Quale iniziato vero, conoscendo la natura umana, non si sentirà vacillare il cuore nel fornire i dati di un simile problema a doppia, eterna soluzione?
D’altra parte: come tacere davanti all’ansia umana, che per mille aneliti conclama un aiuto, talora struggendosi nel tormento ineluttabile dello spirito teso al compimento del suo fine?
Di qui la necessità dell’Iside, o iniziazione isiaca, o lunare, o preparatoria, o collettiva, al termine della quale, se vittoriosi, l’iniziatore ammoneo aspetta il candidato osirideo.
Iside è luna, è acqua, e l’acqua è una delle tre prove iniziatiche antiche (dell’acqua, dell’aria e del fuoco).
Ma non si tratta dell’acqua fresca, di cui c’è pure abbondante bisogno su questa terra, bensì dell’acqua da cui fu salvato (e non sommerso) il biblico Mosè.
E’ allenamento del corpo lunare dai serrami del corpo saturniano, allenamento che significa esteriorizzazione e quindi dinamismo separato (I singoli elementi di qualsiasi composto si possono conoscere solo isolandoli. Così per l’idrogeno e ossigeno della sintesi acqua.

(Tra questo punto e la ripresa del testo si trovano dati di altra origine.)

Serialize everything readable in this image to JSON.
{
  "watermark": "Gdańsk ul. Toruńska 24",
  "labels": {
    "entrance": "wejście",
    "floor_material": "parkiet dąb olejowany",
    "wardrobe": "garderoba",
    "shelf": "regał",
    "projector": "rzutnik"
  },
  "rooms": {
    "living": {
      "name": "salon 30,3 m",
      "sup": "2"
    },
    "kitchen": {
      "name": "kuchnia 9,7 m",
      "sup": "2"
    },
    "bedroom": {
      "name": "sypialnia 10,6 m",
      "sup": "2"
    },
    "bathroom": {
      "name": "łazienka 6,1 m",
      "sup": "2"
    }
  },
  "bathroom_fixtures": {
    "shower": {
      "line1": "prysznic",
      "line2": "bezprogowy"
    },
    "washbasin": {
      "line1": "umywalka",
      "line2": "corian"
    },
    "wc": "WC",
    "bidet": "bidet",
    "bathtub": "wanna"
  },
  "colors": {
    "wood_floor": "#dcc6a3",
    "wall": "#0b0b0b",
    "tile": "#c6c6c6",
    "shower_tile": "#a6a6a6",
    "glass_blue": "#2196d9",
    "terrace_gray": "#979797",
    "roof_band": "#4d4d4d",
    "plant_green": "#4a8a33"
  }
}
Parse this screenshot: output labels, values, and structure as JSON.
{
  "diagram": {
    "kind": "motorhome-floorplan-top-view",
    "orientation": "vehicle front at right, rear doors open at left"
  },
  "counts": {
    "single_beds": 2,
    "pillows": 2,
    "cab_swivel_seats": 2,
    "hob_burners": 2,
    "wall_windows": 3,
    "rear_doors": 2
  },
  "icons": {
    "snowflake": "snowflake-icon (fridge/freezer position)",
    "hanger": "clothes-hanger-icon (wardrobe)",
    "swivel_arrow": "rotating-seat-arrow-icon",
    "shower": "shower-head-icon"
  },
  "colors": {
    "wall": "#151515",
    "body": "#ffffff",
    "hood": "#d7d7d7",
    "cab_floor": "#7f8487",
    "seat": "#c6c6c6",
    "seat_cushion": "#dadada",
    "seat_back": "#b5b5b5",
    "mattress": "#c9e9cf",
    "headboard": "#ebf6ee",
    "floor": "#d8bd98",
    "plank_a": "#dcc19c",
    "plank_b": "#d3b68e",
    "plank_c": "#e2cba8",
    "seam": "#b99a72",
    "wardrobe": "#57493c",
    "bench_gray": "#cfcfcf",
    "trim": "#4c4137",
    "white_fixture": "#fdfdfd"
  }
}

Così per l’organismo occulto dell’uomo).
Se non che, il corpo lunare è il registratore di tutte le impressioni umane, dalle ancestrali alle contemporanee, e, pertanto col riemergere di esse, sotto forma di individuazione mobile o angelica, riaffiorerebbe tutta la storia vissuta (come forza, s’intende, e come forma) che, allo stadio attuale dell’evoluzione, è tenuta a freno nelle riserve dell’incosciente.
Un tale irrompere con potenza inaudita, perché pari, nella sintesi di una sola vita, alle innumeri sintesi vissute, frattanto impegnate e distribuite in vari complessi psico-fisiologici, è la pazzia o la morte.
Ma se diretto, proporzionato, finalizzato, e ripartito è l’equilibrio (un superiore equilibrio) è l’ascenso, la gloria e la redenzione.
Donde le catene.
Una catena è un circuito, ove il SUPERO delle energie richiamate circola, cioè si distribuisce di volta in volta che si cumula, rendendosi, così, graduale e progressivo l’assorbimento da parte di tutti, con benefici che sarebbe difficile disconoscere.
Se poi è prevista (come è prevista) oltre la saturazione, un’applicazione pratica, COME VALVOLA DI SICUREZZA, allora da questa sgorgheranno le eccedenze eventuali; anzi inevitabili, feconde di immensi beni, come nel Quadro della Fratellanza Terapeutico-Magica di Miriam.
L’inosservanza del fine, i deviamenti, le alterazioni e le prevaricazioni sono altrettanti impedimenti al libero corso della valvola stessa, con grave danno dei praticanti, tutti perciò cointeressati e solidali nel mantenimento del patto, sotto pena di subirne conseguenze funeste nella vita reale.
E siano queste note di supremo monito per coloro che ritengono di poter sostare sul cumulo immondo delle loro lordure passionali, dispiegando nello stesso tempo le incaute ali al volo verso l’olimpo dei Numi, il cui ingresso è vigilato dagli Spiriti dell’Ideale, Arcangeli di Luce.